Small manufacturers play a critical role in keeping the world’s supply chain moving, yet adoption of Industrial IoT solutions by the group is lagging. What can be done?
Industrial IoT is already bringing huge benefits to multinational manufacturers who have made the investment. But how can small-and-medium sized enterprises (SMEs) with fewer resources start to benefit?
IoT adoption rate lags in small businesses
If you look at any of the surveys done on Industrial IoT adoption, they all tell a similar story. Deployment of operational IoT solutions in large companies is around 20%, and in some industries as high as 80%. But in small to medium enterprises (SMEs), adoption is closer to 10% with low levels of general awareness reported.
In 2016, 94% of US manufactured exports came from SMEs at an export value of approximately USD $180 billion. 98% of US-based manufacturing firms have less than 500 employees, while three-in-four employ less than 20.
This matters, because the health of some of the world’s biggest manufacturing companies depends on the health of this complex network of SME suppliers. While an aircraft manufacturer may implement the latest IoT technology throughout its assembly plant, they are still reliant on many smaller suppliers across the world.
Unplanned downtime can cripple a small manufacturer who may not have adequate backup equipment or spare capacity to make up for the loss of production. In industries that embrace a lean approach to manufacturing, such failures can quickly propagate throughout the supply chain.
Given the cost pressures faced by many SME’s, Industrial IoT solutions with a proven ROI should be an easy sell. So why aren’t they?
A lack of resources to focus on IoT
Building up Industrial IoT expertise in a small company from scratch is at best an extremely difficult task. SMEs don’t possess the same financial or human resource options as multinationals. With little background in the connected world, such SMEs don’t know what they don’t know.
With this in mind, there is a risk of a growing divide opening up between the haves and the have-nots when it comes to Industrial IoT.
The problem with solution providers
Some full service providers market themselves toward the SME market. And the benefits are compelling: Access to expertise, ready-to-use solutions and so on. But there are significant downsides, in particular the high cost of convenience.

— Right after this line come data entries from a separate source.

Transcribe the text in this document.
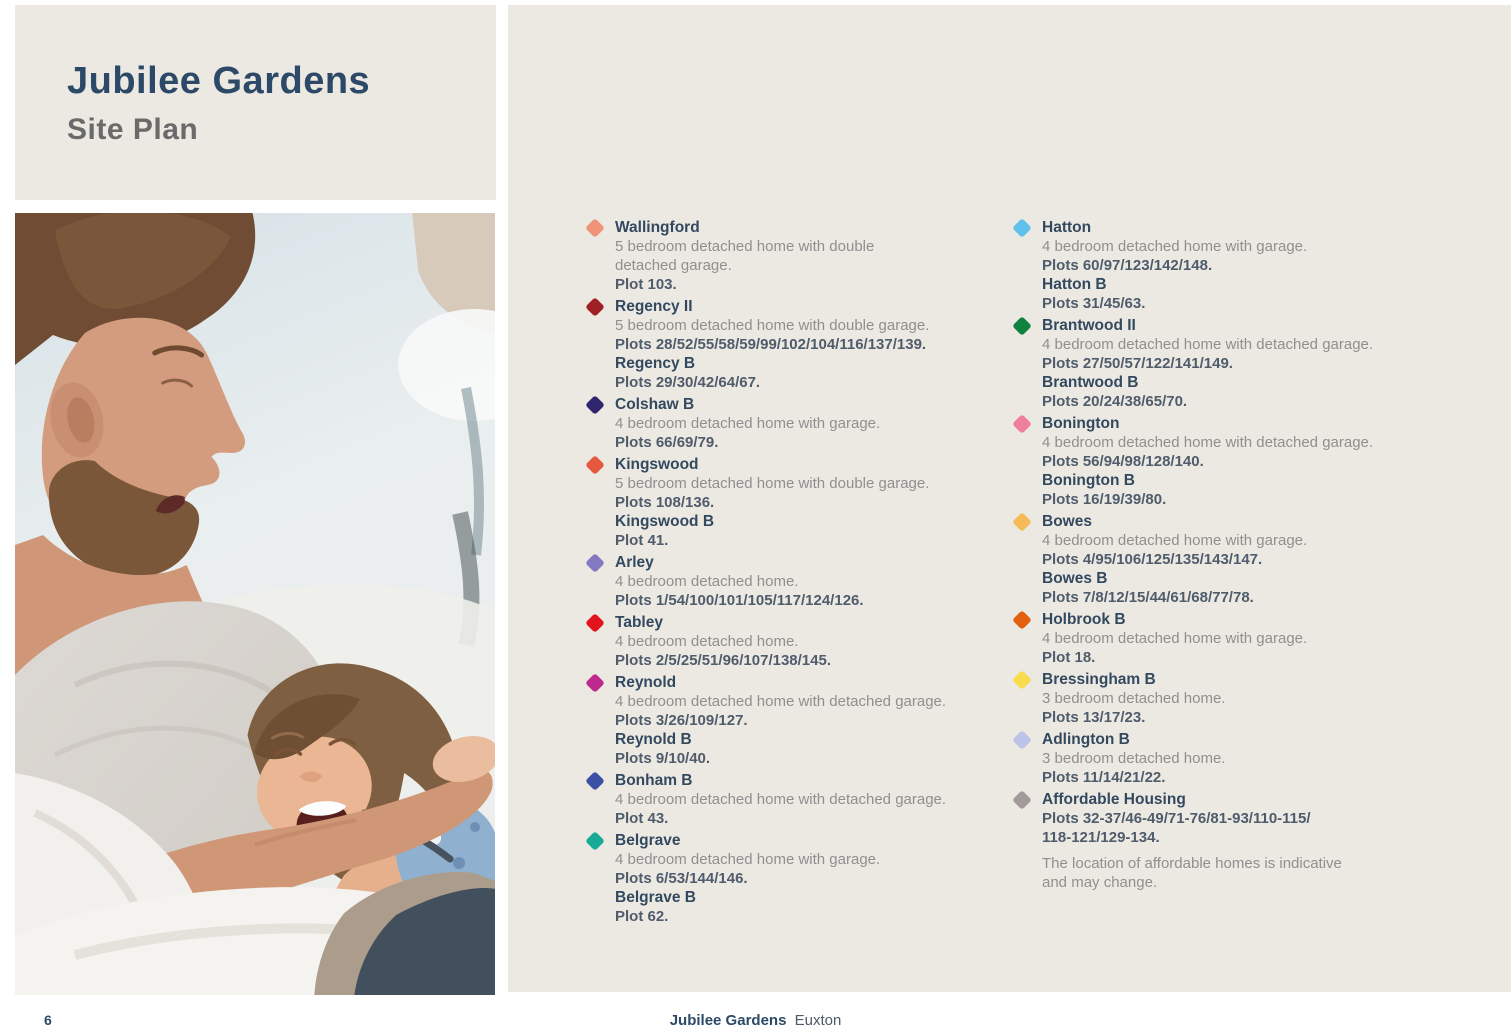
Jubilee Gardens
Site Plan
Wallingford
5 bedroom detached home with double
detached garage.
Plot 103.
Regency II
5 bedroom detached home with double garage.
Plots 28/52/55/58/59/99/102/104/116/137/139.
Regency B
Plots 29/30/42/64/67.
Colshaw B
4 bedroom detached home with garage.
Plots 66/69/79.
Kingswood
5 bedroom detached home with double garage.
Plots 108/136.
Kingswood B
Plot 41.
Arley
4 bedroom detached home.
Plots 1/54/100/101/105/117/124/126.
Tabley
4 bedroom detached home.
Plots 2/5/25/51/96/107/138/145.
Reynold
4 bedroom detached home with detached garage.
Plots 3/26/109/127.
Reynold B
Plots 9/10/40.
Bonham B
4 bedroom detached home with detached garage.
Plot 43.
Belgrave
4 bedroom detached home with garage.
Plots 6/53/144/146.
Belgrave B
Plot 62.
Hatton
4 bedroom detached home with garage.
Plots 60/97/123/142/148.
Hatton B
Plots 31/45/63.
Brantwood II
4 bedroom detached home with detached garage.
Plots 27/50/57/122/141/149.
Brantwood B
Plots 20/24/38/65/70.
Bonington
4 bedroom detached home with detached garage.
Plots 56/94/98/128/140.
Bonington B
Plots 16/19/39/80.
Bowes
4 bedroom detached home with garage.
Plots 4/95/106/125/135/143/147.
Bowes B
Plots 7/8/12/15/44/61/68/77/78.
Holbrook B
4 bedroom detached home with garage.
Plot 18.
Bressingham B
3 bedroom detached home.
Plots 13/17/23.
Adlington B
3 bedroom detached home.
Plots 11/14/21/22.
Affordable Housing
Plots 32-37/46-49/71-76/81-93/110-115/
118-121/129-134.
The location of affordable homes is indicative
and may change.
6	Jubilee Gardens Euxton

Full service providers are not necessarily independent. SMEs run the risk of unwittingly tying themselves into a system or platform that may not last the course.

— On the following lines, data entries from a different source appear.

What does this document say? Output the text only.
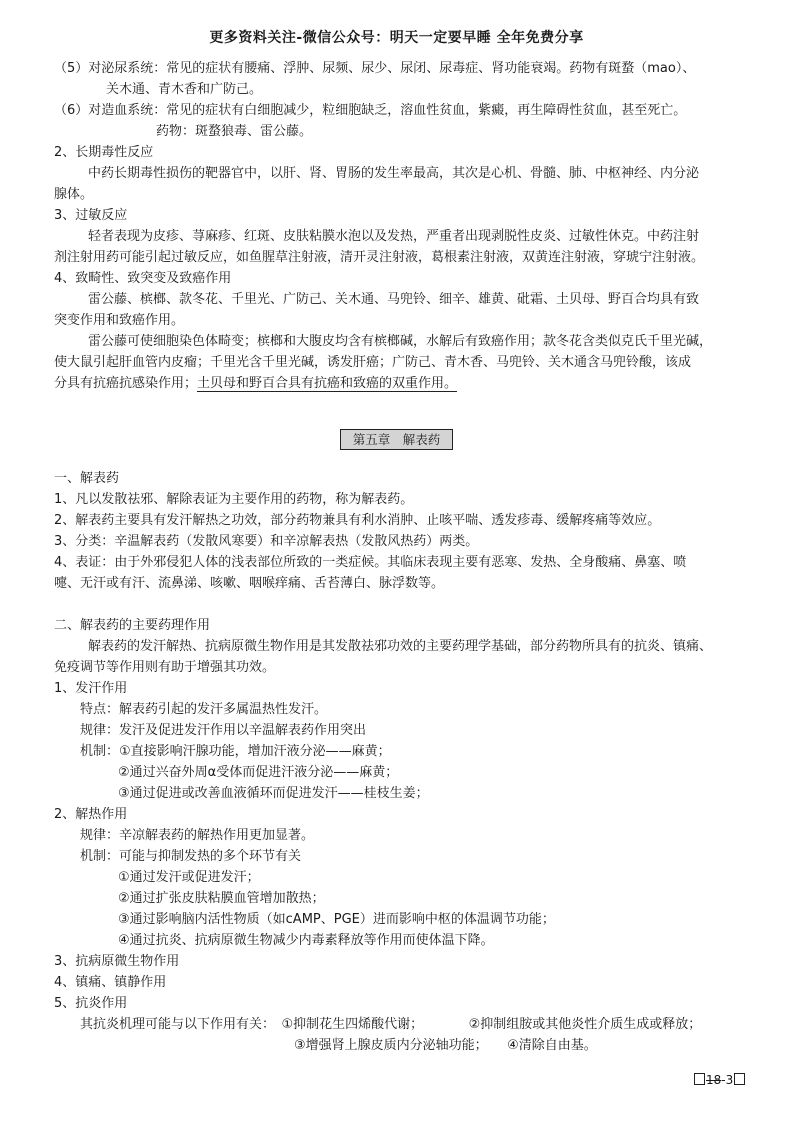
更多资料关注-微信公众号：明天一定要早睡 全年免费分享
（5）对泌尿系统：常见的症状有腰痛、浮肿、尿频、尿少、尿闭、尿毒症、肾功能衰竭。药物有斑蝥（mao）、
关木通、青木香和广防己。
（6）对造血系统：常见的症状有白细胞减少，粒细胞缺乏，溶血性贫血，紫癜，再生障碍性贫血，甚至死亡。
药物：斑蝥狼毒、雷公藤。
2、长期毒性反应
中药长期毒性损伤的靶器官中，以肝、肾、胃肠的发生率最高，其次是心机、骨髓、肺、中枢神经、内分泌
腺体。
3、过敏反应
轻者表现为皮疹、荨麻疹、红斑、皮肤粘膜水泡以及发热，严重者出现剥脱性皮炎、过敏性休克。中药注射
剂注射用药可能引起过敏反应，如鱼腥草注射液，清开灵注射液，葛根素注射液，双黄连注射液，穿琥宁注射液。
4、致畸性、致突变及致癌作用
雷公藤、槟榔、款冬花、千里光、广防己、关木通、马兜铃、细辛、雄黄、砒霜、土贝母、野百合均具有致
突变作用和致癌作用。
雷公藤可使细胞染色体畸变；槟榔和大腹皮均含有槟榔碱，水解后有致癌作用；款冬花含类似克氏千里光碱，
使大鼠引起肝血管内皮瘤；千里光含千里光碱，诱发肝癌；广防己、青木香、马兜铃、关木通含马兜铃酸，该成
分具有抗癌抗感染作用；土贝母和野百合具有抗癌和致癌的双重作用。
第五章　解表药
一、解表药
1、凡以发散祛邪、解除表证为主要作用的药物，称为解表药。
2、解表药主要具有发汗解热之功效，部分药物兼具有利水消肿、止咳平喘、透发疹毒、缓解疼痛等效应。
3、分类：辛温解表药（发散风寒要）和辛凉解表热（发散风热药）两类。
4、表证：由于外邪侵犯人体的浅表部位所致的一类症候。其临床表现主要有恶寒、发热、全身酸痛、鼻塞、喷
嚏、无汗或有汗、流鼻涕、咳嗽、咽喉痒痛、舌苔薄白、脉浮数等。
二、解表药的主要药理作用
解表药的发汗解热、抗病原微生物作用是其发散祛邪功效的主要药理学基础，部分药物所具有的抗炎、镇痛、
免疫调节等作用则有助于增强其功效。
1、发汗作用
特点：解表药引起的发汗多属温热性发汗。
规律：发汗及促进发汗作用以辛温解表药作用突出
机制：①直接影响汗腺功能，增加汗液分泌——麻黄；
②通过兴奋外周α受体而促进汗液分泌——麻黄；
③通过促进或改善血液循环而促进发汗——桂枝生姜；
2、解热作用
规律：辛凉解表药的解热作用更加显著。
机制：可能与抑制发热的多个环节有关
①通过发汗或促进发汗；
②通过扩张皮肤粘膜血管增加散热；
③通过影响脑内活性物质（如cAMP、PGE）进而影响中枢的体温调节功能；
④通过抗炎、抗病原微生物减少内毒素释放等作用而使体温下降。
3、抗病原微生物作用
4、镇痛、镇静作用
5、抗炎作用
其抗炎机理可能与以下作用有关：　①抑制花生四烯酸代谢；　　　　②抑制组胺或其他炎性介质生成或释放；
③增强肾上腺皮质内分泌轴功能；　　④清除自由基。
18-3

A quick web search is all you need to see the rapid rise of solution providers peddling IoT solutions to smaller enterprises. But many of these are merely simple web shops, with little or no expertise behind them.

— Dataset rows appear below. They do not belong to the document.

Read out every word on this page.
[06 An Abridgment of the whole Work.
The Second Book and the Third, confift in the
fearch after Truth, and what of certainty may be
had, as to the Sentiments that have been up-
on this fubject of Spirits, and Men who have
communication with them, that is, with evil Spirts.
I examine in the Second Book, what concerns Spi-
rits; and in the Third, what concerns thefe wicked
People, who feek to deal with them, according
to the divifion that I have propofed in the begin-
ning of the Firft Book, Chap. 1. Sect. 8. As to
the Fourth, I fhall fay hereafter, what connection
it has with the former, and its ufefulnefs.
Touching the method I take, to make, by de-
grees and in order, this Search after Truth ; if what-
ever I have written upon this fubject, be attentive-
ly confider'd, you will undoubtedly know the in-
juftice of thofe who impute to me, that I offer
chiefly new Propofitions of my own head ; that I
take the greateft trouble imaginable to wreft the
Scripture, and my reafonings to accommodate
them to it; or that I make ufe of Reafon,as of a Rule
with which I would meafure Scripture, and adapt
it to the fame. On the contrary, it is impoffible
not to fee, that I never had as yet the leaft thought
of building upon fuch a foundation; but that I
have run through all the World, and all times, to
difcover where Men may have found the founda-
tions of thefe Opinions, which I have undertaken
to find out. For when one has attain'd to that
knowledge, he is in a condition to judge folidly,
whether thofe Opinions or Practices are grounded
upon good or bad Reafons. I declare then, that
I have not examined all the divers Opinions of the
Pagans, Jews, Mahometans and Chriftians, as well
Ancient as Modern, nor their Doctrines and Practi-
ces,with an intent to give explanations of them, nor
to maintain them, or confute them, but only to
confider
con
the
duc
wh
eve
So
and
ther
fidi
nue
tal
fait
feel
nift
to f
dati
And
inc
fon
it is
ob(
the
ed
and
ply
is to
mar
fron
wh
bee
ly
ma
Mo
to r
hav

This compounds the problem. Even an SME with basic knowledge of IoT doesn’t have the time or skills to distinguish the good from the not-so-good. For someone without IoT knowledge, the task quickly becomes impossible.
Are company builders the solution?
Outsourcing Industrial IoT development to a specialist ‘company builder’ is an intriguing new alternative. The concept involves a collaborative approach to innovation and value creation. Both the risks and the benefits are shared between the existing company and a group of entrepreneurs.
The person (or more likely, team) has the core competencies required, including:
- Overview of current technology standards and trends
- Overview of current methodologies
- Knowledge of current implementation best practices
- Overview of current products, and those in the pipeline
- Experience with entrepreneurship and launching new ventures
- Marketing and sales expertise from other projects
That said, the company builder should also have knowledge of the unique challenges of SMEs and preferably the specific market.
Tackling the big problems of small business
There’s a real need for Industrial IoT solution providers that work for SMEs. The market potential is there. While the revenues are likely to be lower, SME’s tend to operate on a much leaner model. This means quicker decision-making, faster time to deployment, and improved cash flow.
Read more: Bluetooth Mesh for Industrial IoT
Industrial IoT solutions need to be made easier to understand and easier to access for SMEs because of their crucial role in the world’s supply chain.
What such companies need most are monitoring systems that can identify issues early, and/or cost-cutting systems such as a smart lighting system. This can become the backbone for a mesh network that eases their path to a more connected facility in the future.
Read more: Bluetooth mesh in lighting: What comes next?
While large multinationals can afford the big consulting companies, they are not feasible for the typical SME. A consultant, solution provider or company builder that can offer these kind of services with a business model that works for small business could see massive returns.